The land-reform program of the Lula government, like that of its neoliberal predecessor, is based on the idea that unused land can be given to the peasants.

 

Actually, the neoliberal regime gave a lot more land to peasants than the Lula government because that was before the soybean boom. Now the landowners are not willing to concede any land to the peasants, and they resist their demands with all the means at their command—in particular, death squadrons.

 

In the Amazon, the soybean gold rush has come up against the world environmental movement and the defense of indigenous peoples whose lives are bound up with the forest. Over 20 percent of the rain forest has already been destroyed.

 

An Associated Press dispatch of Feb. 22 pointed out:  “The survival of the Amazon rainforest is key to that of the planet. The jungle is sometimes called the world's ‘lung’ because its billions of trees, spread over an area 11 times the size of Texas, produce oxygen and absorb carbon dioxide from the atmosphere.”

 

The international environmental movement has succeeded in focusing enough attention on the rape of the Amazon that the murder of an activist nun who had been fighting it created an international scandal. It forced the Lula government to act for the first time.  Thus, the national government sent the army into the region and apparently captured the killers. Typically the local police are in the pockets on the landlords.

 

Lula was forced to go further. He created conservation reserves in Anapu and environmental protection zones in three other Brazilian states.
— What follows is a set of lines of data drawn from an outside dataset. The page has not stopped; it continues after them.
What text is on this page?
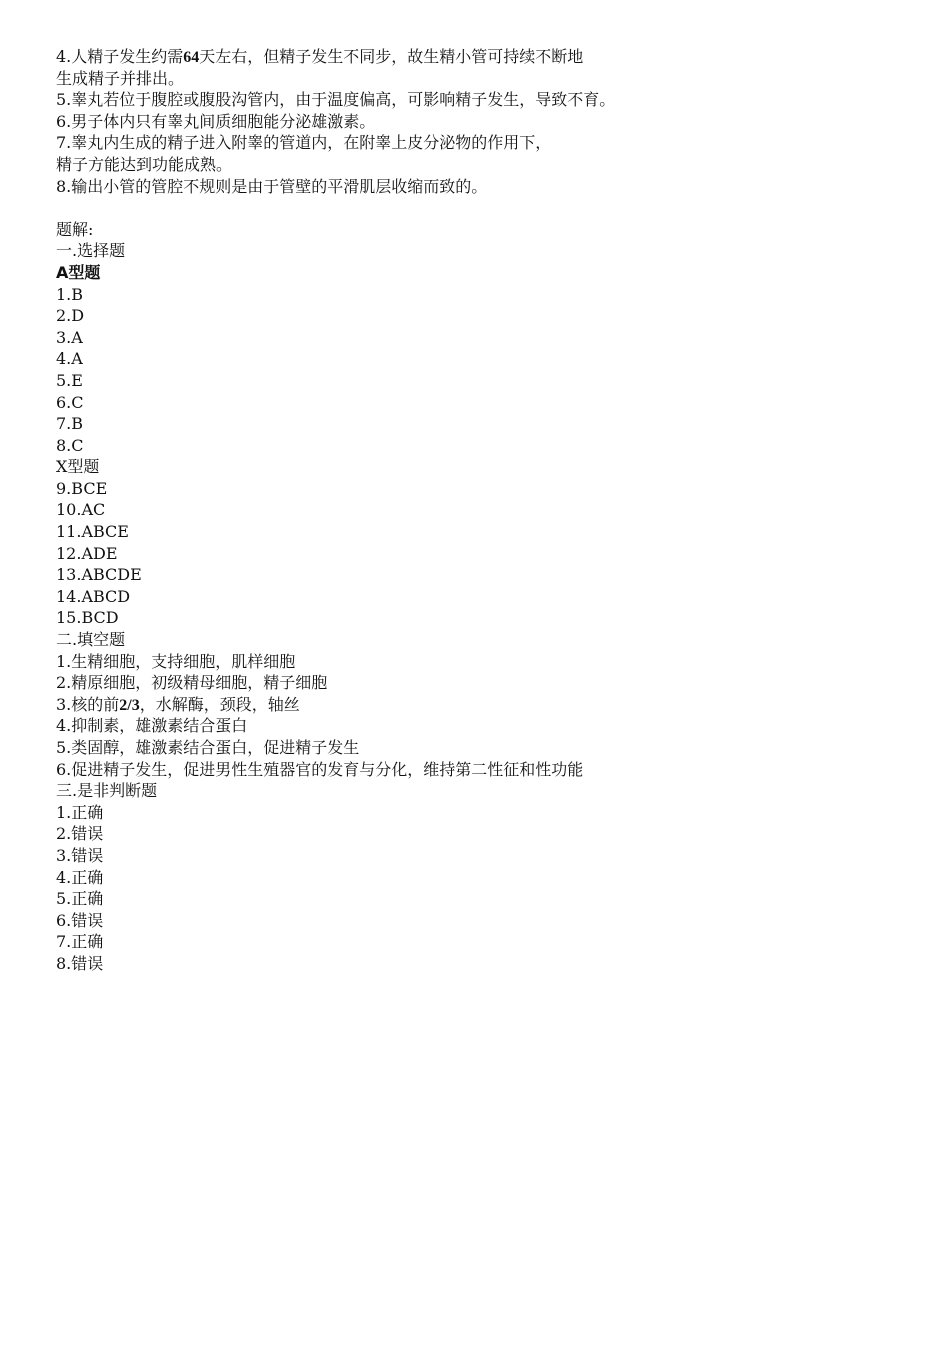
4.人精子发生约需64天左右，但精子发生不同步，故生精小管可持续不断地
生成精子并排出。
5.睾丸若位于腹腔或腹股沟管内，由于温度偏高，可影响精子发生，导致不育。
6.男子体内只有睾丸间质细胞能分泌雄激素。
7.睾丸内生成的精子进入附睾的管道内，在附睾上皮分泌物的作用下，
精子方能达到功能成熟。
8.输出小管的管腔不规则是由于管壁的平滑肌层收缩而致的。
题解:
一.选择题
A型题
1.B
2.D
3.A
4.A
5.E
6.C
7.B
8.C
X型题
9.BCE
10.AC
11.ABCE
12.ADE
13.ABCDE
14.ABCD
15.BCD
二.填空题
1.生精细胞，支持细胞，肌样细胞
2.精原细胞，初级精母细胞，精子细胞
3.核的前2/3，水解酶，颈段，轴丝
4.抑制素，雄激素结合蛋白
5.类固醇，雄激素结合蛋白，促进精子发生
6.促进精子发生，促进男性生殖器官的发育与分化，维持第二性征和性功能
三.是非判断题
1.正确
2.错误
3.错误
4.正确
5.正确
6.错误
7.正确
8.错误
Associated Press

reported: “He ordered a six-month moratorium on new logging, land-clearing, and development on a tract of land in the state of Para almost the size of

Portugal.”

 

However, the contradictions of the Lula regime remain acute and will undoubtedly continue to sharpen.  Agricultural exports are the locomotive of the Brazilian capitalist economy, and the Workers Party government has been throwing all of its historical socialistic principles overboard to avoid conflict with big business.

 

Only mass mobilizations independent of the government and the Workers Party can force this regime to jostle the capitalists that it has been so anxious to conciliate.